陈今昭揉揉眉心,今日她觉得有些倦了,就不想如前些时日般再留值到夜深,与屯田司的属官们打声招呼后,就离开了衙署。

只是今日的归家路程并不顺利,马车尚未抵达永宁胡同,就在长街就被人逼停了下来。

长庚发紧的声音传了进来,“是公孙府的马车。”

陈今昭立马就意识到是谁了。

很快,长庚的声音再次传来:“江总督过来了。”

是江莫,这会归京述职,他亦受到了封赏,自从二品的江南巡抚升任为正二品的总督,全权掌管江南数省的军政、漕运等要务。

长庚的话落不多时,车厢外传来走动的动静。很快,一道不急不缓的语调传来了进来。

“陈大人,许久未见,可方便下来叙话?”

陈今昭深呼口气,到底还是伸手拉开了厚重毡帘,弯身下了马车。马车外,一袭墨蓝色貂裘警衣的青年官员,长身而立。

他立在寒风中,目光随着从马车弯腰出来的人而动,眉宇间不见昔日的张扬。一别经年,如今的他已褪去了年少轻浮,气度愈发内敛从容,更添几分成熟男子气质。

“江总督,多年未见,你可安好?”

清泠嗓音入耳,似那细雪落林,让人只觉耳畔生静。

江莫看着眼前人,穿着冬日的官服,外罩着件天水碧的斗篷,依旧是素净的装扮。对方静立他对面,行礼时衣袖随风微动,似有若无的透着股墨香之外的极淡清香。

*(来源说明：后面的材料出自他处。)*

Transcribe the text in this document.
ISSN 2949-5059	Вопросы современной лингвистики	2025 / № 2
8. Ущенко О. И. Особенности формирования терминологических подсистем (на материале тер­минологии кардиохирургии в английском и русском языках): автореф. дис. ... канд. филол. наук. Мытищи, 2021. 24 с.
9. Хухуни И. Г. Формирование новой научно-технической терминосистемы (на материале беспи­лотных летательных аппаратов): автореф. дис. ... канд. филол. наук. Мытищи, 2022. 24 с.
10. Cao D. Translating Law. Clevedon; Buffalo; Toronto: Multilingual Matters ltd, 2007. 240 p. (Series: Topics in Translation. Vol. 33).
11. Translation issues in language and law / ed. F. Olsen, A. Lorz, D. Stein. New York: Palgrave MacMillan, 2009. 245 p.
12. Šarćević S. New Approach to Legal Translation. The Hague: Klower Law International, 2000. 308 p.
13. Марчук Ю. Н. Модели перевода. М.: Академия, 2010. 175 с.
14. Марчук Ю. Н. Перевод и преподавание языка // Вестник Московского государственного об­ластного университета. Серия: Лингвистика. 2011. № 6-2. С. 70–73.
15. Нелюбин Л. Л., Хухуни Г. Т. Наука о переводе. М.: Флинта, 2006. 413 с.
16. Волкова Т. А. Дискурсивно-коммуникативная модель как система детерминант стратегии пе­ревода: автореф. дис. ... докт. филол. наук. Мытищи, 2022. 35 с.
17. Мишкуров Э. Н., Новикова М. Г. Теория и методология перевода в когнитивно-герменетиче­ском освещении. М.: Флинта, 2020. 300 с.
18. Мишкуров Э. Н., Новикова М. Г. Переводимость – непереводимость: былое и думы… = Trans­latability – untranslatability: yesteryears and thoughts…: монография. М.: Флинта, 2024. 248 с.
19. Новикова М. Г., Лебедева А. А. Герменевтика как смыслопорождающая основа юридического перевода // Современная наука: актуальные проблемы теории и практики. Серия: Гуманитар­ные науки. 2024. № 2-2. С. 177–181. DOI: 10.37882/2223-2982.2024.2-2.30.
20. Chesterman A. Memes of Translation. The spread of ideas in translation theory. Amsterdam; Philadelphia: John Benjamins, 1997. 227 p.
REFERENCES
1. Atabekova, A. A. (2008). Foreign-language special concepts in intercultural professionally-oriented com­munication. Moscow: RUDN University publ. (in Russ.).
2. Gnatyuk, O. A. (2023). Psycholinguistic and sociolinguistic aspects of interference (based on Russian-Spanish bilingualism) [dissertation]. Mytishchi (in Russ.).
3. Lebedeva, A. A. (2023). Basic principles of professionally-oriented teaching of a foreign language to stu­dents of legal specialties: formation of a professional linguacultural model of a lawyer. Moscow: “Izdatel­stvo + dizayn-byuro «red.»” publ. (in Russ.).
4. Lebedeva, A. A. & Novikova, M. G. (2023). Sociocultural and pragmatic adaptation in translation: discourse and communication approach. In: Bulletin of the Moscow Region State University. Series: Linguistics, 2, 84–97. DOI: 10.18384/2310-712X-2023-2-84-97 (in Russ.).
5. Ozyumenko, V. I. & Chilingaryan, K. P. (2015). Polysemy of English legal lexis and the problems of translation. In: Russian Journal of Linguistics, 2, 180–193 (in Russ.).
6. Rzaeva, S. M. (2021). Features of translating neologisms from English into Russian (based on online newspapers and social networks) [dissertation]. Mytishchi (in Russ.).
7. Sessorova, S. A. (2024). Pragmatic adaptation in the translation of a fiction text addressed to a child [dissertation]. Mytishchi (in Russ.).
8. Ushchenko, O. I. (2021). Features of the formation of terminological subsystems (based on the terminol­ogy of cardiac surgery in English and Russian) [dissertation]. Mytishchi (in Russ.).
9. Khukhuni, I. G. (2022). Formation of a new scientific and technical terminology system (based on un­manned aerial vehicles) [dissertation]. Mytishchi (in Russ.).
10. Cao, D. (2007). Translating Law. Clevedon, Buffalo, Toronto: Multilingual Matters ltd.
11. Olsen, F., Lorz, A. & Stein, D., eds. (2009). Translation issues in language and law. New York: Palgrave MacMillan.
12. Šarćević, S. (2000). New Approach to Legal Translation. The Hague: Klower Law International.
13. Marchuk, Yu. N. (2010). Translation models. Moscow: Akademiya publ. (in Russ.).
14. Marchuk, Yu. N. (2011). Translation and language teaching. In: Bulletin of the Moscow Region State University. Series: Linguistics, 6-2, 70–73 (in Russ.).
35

一别经年,再见对方,依旧是那般不染纤尘的干净,望之只觉似初雪映晨露。

“一切安好。”他微微拢了下擎衣,解释道,“说来不巧,这几日我去寻你总是扑空。难得今日在半路遇见,就冒昧拦了你马车,望你莫要怪罪才好。”

陈今昭当然知道他来找过她,对方之所以次次扑空,也是因为她在躲。江莫前些时候就回京了,自他回京那日起,她就开始发楚发愁,唯恐对方找她提出单独共饮的要求来。